Santhanam U, Ghrayeb J, Sehgal P B, May L T
Rockefeller University, New York, New York 10021.
Arch Biochem Biophys. 1989 Oct;274(1):161-70. doi: 10.1016/0003-9861(89)90427-x.
We have previously reported that interleukin (IL)-6 secreted by human fibroblasts induced with either IL-1 or tumor necrosis factor (TNF) consists of at least six differentially modified phosphoglycoproteins of molecular mass 23-30 kDa: a triplet in the mass range from 23 to 25 kDa and another triplet in the range from 28 to 30 kDa. We now report that a combination of metabolic labeling, glycosidase digestion, and lectin chromatography experiments demonstrates that the 23- to 25-kDa species are O-glycosylated and that the 28- to 30-kDa species are both O- and N-glycosylated. Pulse-chase experiments reveal that newly synthesized IL-6 polypeptides rapidly enter two separate protein modification pathways: one leads to O-glycosylation and the other to both N- and O-glycosylation; polypeptides in both pathways are further modified (phosphorylation) prior to secretion. Although both pathways appear to be equally utilized in IL-1- or TNF-induced fibroblasts, the relative proportion of polypeptides proceeding through one or the other pathway can be experimentally modified. In the presence of tunicamycin, IL-6 is secreted exclusively in the O-glycosylated form, whereas in the presence of cycloheximide the pathway leading to both N- and O-glycosylation is dominant. The inclusion of monensin (1 microM) does not inhibit IL-6 secretion from fibroblasts even though it inhibits glycosylation. Combined immunoprecipitation, immunoblotting, and immunoaffinity chromatography experiments reveal additional IL-6 species with mobilities in sodium dodecyl sulfate-polyacrylamide gel electrophoresis under reducing conditions corresponding to molecular masses 17-19 kDa and 45 kDa, suggesting that this cytokine undergoes further alterations. These observations highlight an aspect of IL-6 biosynthesis that appears to represent an excellent model system for studying the mechanisms regulating post-translational protein modifications in human cells and also suggest a basis for reconciling conflicting descriptions of IL-6 structure.

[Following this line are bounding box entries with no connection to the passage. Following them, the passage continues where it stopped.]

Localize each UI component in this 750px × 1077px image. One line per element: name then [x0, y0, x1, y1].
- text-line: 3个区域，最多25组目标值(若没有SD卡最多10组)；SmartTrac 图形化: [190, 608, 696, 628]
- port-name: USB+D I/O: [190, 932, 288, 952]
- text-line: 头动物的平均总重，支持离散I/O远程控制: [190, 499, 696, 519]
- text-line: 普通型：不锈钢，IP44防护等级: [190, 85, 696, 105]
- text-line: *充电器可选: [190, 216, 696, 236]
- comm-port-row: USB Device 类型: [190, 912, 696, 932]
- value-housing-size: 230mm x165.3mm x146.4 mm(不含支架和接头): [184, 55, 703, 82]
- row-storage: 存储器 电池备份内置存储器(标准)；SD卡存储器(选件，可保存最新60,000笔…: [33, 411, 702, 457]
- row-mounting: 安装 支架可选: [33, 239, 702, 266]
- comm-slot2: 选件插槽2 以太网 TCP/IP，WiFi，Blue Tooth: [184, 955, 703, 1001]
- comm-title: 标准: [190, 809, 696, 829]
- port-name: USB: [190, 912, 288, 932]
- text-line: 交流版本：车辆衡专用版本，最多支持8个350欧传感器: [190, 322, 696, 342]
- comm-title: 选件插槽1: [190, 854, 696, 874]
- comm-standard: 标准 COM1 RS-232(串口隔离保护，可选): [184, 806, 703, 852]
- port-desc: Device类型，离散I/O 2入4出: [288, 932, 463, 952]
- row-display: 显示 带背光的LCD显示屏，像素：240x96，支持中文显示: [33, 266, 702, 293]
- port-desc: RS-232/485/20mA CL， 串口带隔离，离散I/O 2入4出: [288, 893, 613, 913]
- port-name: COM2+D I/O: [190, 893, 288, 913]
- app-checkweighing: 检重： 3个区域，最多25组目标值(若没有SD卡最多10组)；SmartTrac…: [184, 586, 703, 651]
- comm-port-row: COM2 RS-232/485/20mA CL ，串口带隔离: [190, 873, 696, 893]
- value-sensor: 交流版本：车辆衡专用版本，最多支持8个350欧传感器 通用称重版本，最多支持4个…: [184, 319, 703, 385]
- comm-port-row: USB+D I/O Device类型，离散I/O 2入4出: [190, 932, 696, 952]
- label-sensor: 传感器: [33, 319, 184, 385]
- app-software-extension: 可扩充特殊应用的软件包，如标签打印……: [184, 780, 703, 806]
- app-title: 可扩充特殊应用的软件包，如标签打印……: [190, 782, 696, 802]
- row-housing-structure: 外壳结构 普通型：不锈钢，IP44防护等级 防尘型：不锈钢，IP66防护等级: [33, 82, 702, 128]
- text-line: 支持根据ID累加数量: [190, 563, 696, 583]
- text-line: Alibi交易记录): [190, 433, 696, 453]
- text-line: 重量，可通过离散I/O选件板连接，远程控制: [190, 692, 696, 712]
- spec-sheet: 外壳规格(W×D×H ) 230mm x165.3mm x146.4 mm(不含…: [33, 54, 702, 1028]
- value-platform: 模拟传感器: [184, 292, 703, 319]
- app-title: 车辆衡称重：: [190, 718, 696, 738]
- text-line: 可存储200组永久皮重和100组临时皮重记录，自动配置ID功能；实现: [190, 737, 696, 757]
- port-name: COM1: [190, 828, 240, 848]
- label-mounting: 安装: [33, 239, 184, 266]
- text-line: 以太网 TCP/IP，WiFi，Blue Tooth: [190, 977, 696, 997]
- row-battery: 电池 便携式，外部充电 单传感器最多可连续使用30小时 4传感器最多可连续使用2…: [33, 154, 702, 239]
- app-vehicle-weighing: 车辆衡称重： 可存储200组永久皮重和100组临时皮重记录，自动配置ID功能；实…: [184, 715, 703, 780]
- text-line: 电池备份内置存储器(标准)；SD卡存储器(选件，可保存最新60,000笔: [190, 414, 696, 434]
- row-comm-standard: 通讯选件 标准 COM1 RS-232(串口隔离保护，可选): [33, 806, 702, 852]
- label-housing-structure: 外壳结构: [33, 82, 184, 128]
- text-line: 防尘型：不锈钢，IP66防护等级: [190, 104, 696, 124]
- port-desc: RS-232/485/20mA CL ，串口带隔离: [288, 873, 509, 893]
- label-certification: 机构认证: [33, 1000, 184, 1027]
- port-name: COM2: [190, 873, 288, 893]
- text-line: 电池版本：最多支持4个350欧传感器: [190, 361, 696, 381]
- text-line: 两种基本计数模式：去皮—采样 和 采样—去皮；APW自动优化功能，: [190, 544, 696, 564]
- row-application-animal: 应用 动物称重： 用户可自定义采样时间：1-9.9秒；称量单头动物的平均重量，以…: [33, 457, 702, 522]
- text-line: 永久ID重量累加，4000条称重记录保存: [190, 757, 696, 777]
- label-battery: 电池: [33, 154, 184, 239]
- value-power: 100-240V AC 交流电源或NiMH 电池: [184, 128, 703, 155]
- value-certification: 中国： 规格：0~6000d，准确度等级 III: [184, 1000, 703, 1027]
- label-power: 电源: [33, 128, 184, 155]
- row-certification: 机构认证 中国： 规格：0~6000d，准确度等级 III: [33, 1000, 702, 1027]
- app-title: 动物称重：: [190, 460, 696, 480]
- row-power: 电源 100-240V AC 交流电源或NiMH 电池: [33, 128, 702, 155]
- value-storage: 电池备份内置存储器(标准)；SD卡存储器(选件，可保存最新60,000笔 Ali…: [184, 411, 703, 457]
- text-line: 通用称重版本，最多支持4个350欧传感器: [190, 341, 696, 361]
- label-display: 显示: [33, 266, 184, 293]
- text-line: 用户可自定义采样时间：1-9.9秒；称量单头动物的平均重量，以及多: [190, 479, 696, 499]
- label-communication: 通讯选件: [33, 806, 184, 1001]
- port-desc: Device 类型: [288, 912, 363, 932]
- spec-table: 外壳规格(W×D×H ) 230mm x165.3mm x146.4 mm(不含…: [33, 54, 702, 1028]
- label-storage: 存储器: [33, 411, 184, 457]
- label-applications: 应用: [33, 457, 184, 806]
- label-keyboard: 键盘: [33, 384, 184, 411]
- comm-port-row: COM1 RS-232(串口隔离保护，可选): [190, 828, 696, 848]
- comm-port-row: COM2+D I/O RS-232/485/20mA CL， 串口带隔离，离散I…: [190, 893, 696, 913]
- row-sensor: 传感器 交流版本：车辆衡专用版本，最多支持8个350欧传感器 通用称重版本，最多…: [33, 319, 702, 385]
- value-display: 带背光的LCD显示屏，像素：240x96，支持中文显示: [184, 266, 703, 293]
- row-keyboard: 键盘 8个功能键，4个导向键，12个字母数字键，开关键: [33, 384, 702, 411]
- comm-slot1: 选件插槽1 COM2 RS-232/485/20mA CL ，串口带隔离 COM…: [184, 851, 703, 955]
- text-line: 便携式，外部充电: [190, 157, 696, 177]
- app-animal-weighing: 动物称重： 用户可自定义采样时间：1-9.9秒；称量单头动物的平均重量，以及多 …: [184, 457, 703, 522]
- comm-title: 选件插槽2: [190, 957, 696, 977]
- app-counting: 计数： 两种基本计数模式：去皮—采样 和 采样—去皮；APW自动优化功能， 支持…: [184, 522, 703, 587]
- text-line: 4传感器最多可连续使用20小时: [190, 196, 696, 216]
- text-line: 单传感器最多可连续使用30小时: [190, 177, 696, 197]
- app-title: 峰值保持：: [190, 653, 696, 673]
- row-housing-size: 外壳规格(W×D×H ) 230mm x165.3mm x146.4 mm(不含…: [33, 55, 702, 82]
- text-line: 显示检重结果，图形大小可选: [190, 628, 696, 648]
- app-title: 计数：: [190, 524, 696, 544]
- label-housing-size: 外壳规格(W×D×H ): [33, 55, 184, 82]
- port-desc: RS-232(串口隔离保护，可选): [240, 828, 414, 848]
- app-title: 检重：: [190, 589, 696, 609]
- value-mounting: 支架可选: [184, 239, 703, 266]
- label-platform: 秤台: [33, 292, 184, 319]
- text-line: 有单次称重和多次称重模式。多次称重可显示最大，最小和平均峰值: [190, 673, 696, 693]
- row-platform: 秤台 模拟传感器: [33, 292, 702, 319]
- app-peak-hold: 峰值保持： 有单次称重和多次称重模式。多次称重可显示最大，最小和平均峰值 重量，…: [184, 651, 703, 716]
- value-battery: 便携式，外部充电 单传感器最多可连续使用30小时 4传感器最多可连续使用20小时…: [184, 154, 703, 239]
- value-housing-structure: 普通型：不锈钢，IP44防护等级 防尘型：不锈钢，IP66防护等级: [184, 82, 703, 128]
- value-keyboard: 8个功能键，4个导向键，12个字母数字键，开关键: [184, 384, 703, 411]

我们之前报道过,用白细胞介素-1(IL-1)或肿瘤坏死因子(TNF)诱导的人成纤维细胞分泌的白细胞介素-6(IL-6)至少由六种分子量为23 - 30 kDa的差异修饰磷酸糖蛋白组成:一个分子量范围在23至25 kDa的三重态和另一个在28至30 kDa范围内的三重态。我们现在报道,代谢标记、糖苷酶消化和凝集素色谱实验的组合表明,23至25 kDa的物种是O-糖基化的,而28至30 kDa的物种是O-和N-糖基化的。脉冲追踪实验表明,新合成的IL-6多肽迅速进入两条独立的蛋白质修饰途径:一条导致O-糖基化,另一条导致N-和O-糖基化;两条途径中的多肽在分泌前都会进一步修饰(磷酸化)。虽然两条途径在IL-1或TNF诱导的成纤维细胞中似乎都被同等利用,但通过一条或另一条途径的多肽的相对比例可以通过实验进行改变。在衣霉素存在的情况下,IL-6仅以O-糖基化形式分泌,而在环己酰亚胺存在的情况下,导致N-和O-糖基化的途径占主导。即使莫能菌素(1 microM)抑制糖基化,但它并不抑制成纤维细胞分泌IL-6。联合免疫沉淀、免疫印迹和免疫亲和色谱实验揭示了在还原条件下十二烷基硫酸钠 - 聚丙烯酰胺凝胶电泳中迁移率对应于分子量17 - 19 kDa和45 kDa的其他IL-6物种,表明这种细胞因子会发生进一步的改变。这些观察结果突出了IL-6生物合成的一个方面,这似乎代表了一个研究人类细胞中翻译后蛋白质修饰调控机制的优秀模型系统,也为协调对IL-6结构的相互矛盾的描述提供了一个基础。